Ele tinha um sorriso elegante, daqueles que surgem sem esforço, quase como se fosse a forma natural de seus lábios descansarem. Não era um sorriso largo ou exagerado, mas discreto, como se ele soubesse de um segredo que o mundo inteiro ignorava. E eu, pela primeira vez em muito tempo, senti algo diferente.

Não sei explicar exatamente o que foi. Talvez um frio na barriga, uma aceleração do coração ou apenas a sensação de que algo havia mudado. O mundo ao meu redor pareceu desacelerar, e cada detalhe dele ficou marcado em minha memória como uma pintura viva.

Foi quando ele se aproximou que tudo mudou. Ainda segurava meu livro, mas as palavras naquelas páginas haviam perdido o significado. Ele veio caminhando devagar, como se o tempo fosse seu aliado, não seu inimigo. Notei que seus olhos verdes estavam fixos no banco ao lado do meu, e meu coração acelerou como se já soubesse o que estava por vir.

Sem cerimônias, ele sentou-se ao meu lado. Não tão perto que invadisse meu espaço, mas próximo o suficiente para que eu sentisse sua presença. Por um momento, pensei que ele fosse apenas mais um dos muitos frequentadores da praça, alguém que se acomodaria e logo mergulharia em seus próprios pensamentos. Mas ele me surpreendeu.

— Boa tarde — disse ele, com um tom suave, quase musical.

Levantei os olhos do livro e olhei para ele. Sua pele clara refletia a luz do fim de tarde, e as sardas em seu rosto pareciam formar um mapa único, como uma constelação exclusiva. Ele me encarava com um sorriso que parecia ter sido desenhado para desconcertar.

— Boa tarde — respondi, um pouco hesitante, mas incapaz de conter um leve sorriso que escapou de mim.

Houve um breve silêncio, mas não daqueles desconfortáveis.

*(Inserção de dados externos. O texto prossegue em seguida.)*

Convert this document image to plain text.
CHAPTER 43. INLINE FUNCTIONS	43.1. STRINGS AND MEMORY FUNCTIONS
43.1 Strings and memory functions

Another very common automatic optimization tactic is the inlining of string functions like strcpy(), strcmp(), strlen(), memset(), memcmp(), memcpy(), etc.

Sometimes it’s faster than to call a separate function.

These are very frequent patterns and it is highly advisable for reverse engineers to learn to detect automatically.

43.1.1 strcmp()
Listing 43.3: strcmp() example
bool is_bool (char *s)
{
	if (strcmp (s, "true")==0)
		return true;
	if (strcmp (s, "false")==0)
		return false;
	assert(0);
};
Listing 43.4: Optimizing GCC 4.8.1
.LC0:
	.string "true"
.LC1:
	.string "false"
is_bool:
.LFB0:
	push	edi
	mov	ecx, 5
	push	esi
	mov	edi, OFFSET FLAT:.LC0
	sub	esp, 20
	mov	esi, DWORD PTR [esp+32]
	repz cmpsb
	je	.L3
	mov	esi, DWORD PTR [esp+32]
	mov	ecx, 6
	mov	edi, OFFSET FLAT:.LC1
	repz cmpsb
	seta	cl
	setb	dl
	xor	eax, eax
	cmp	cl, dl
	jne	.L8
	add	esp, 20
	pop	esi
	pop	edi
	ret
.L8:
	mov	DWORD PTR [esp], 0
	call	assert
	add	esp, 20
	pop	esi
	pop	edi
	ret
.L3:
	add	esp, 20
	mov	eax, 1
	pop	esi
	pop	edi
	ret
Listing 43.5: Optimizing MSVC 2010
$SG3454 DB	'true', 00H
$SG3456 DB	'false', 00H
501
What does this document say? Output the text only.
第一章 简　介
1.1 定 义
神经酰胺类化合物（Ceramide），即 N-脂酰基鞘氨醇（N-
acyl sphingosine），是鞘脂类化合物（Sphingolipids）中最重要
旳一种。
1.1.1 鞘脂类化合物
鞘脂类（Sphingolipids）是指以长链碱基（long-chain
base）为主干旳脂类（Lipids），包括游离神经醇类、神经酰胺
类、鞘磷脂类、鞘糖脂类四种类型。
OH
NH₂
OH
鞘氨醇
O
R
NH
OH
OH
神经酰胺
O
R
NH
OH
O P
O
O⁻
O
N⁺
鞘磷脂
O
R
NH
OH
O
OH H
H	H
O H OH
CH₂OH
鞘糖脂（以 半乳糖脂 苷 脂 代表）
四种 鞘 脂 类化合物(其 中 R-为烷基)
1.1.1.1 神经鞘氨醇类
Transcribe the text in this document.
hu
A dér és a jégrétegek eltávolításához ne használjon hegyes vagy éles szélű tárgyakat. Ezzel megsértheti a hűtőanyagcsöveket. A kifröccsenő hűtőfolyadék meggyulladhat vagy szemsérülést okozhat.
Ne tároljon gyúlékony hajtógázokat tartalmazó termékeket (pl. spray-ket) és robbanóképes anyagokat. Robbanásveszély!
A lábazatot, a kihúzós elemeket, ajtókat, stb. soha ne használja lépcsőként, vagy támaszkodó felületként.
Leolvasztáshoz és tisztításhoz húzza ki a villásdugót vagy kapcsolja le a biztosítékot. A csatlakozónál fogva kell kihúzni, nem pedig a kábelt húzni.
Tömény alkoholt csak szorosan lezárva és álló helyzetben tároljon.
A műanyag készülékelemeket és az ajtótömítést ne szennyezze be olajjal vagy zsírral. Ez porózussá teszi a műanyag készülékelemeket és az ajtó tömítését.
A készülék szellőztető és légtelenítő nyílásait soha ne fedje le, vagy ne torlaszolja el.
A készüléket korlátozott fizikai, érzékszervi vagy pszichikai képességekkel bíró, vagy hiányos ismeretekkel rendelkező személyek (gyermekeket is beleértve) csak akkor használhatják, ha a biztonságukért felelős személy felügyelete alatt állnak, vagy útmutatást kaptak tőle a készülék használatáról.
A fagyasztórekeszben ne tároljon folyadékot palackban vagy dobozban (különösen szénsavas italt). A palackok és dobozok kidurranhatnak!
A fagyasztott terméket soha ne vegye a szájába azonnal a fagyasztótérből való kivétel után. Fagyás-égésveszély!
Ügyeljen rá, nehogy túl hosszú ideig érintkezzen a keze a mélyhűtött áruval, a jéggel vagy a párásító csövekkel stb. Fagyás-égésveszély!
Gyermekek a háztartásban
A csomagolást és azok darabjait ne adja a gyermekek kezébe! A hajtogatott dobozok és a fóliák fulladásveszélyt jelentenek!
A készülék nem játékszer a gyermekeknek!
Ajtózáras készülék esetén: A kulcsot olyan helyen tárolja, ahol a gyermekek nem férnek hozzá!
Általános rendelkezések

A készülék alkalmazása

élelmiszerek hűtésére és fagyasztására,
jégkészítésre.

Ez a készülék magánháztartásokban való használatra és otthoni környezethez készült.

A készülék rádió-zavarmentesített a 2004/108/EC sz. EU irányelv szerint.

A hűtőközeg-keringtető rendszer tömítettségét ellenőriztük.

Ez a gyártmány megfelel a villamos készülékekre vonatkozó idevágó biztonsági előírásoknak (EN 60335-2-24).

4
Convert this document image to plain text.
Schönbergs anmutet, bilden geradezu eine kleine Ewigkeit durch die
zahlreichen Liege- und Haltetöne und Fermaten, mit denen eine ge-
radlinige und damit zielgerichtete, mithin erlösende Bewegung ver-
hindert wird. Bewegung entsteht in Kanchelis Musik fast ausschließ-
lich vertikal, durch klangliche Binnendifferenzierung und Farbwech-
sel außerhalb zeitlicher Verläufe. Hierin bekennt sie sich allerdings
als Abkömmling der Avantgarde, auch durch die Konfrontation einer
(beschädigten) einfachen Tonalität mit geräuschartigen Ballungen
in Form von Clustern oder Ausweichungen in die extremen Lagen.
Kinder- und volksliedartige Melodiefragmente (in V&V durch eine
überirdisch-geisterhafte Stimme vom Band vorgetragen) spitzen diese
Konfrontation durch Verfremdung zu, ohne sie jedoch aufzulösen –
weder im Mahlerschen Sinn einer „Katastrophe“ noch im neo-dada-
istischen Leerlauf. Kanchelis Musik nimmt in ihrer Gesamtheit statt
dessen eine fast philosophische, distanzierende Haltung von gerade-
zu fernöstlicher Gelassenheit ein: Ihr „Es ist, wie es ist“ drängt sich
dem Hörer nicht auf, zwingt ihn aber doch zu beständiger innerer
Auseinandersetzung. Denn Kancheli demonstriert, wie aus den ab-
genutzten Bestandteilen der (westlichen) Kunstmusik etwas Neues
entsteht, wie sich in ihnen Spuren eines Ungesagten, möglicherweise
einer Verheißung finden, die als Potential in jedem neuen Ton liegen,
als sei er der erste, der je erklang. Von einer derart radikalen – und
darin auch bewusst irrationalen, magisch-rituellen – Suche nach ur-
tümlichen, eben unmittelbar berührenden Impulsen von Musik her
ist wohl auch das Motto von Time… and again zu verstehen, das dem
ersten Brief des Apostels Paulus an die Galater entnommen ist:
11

Era como se ele estivesse aguardando, com paciência, o momento certo para continuar.

— Gosta de ler? — perguntou, gesticulando levemente para o livro em minhas mãos.

Assenti, segurando o livro um pouco mais firme, como se aquilo fosse minha âncora.

— Gosto muito. É uma forma de fugir e descobrir ao mesmo tempo — respondi, percebendo que minha voz estava mais suave do que o habitual.

Ele inclinou ligeiramente a cabeça, como se ponderasse sobre minha resposta.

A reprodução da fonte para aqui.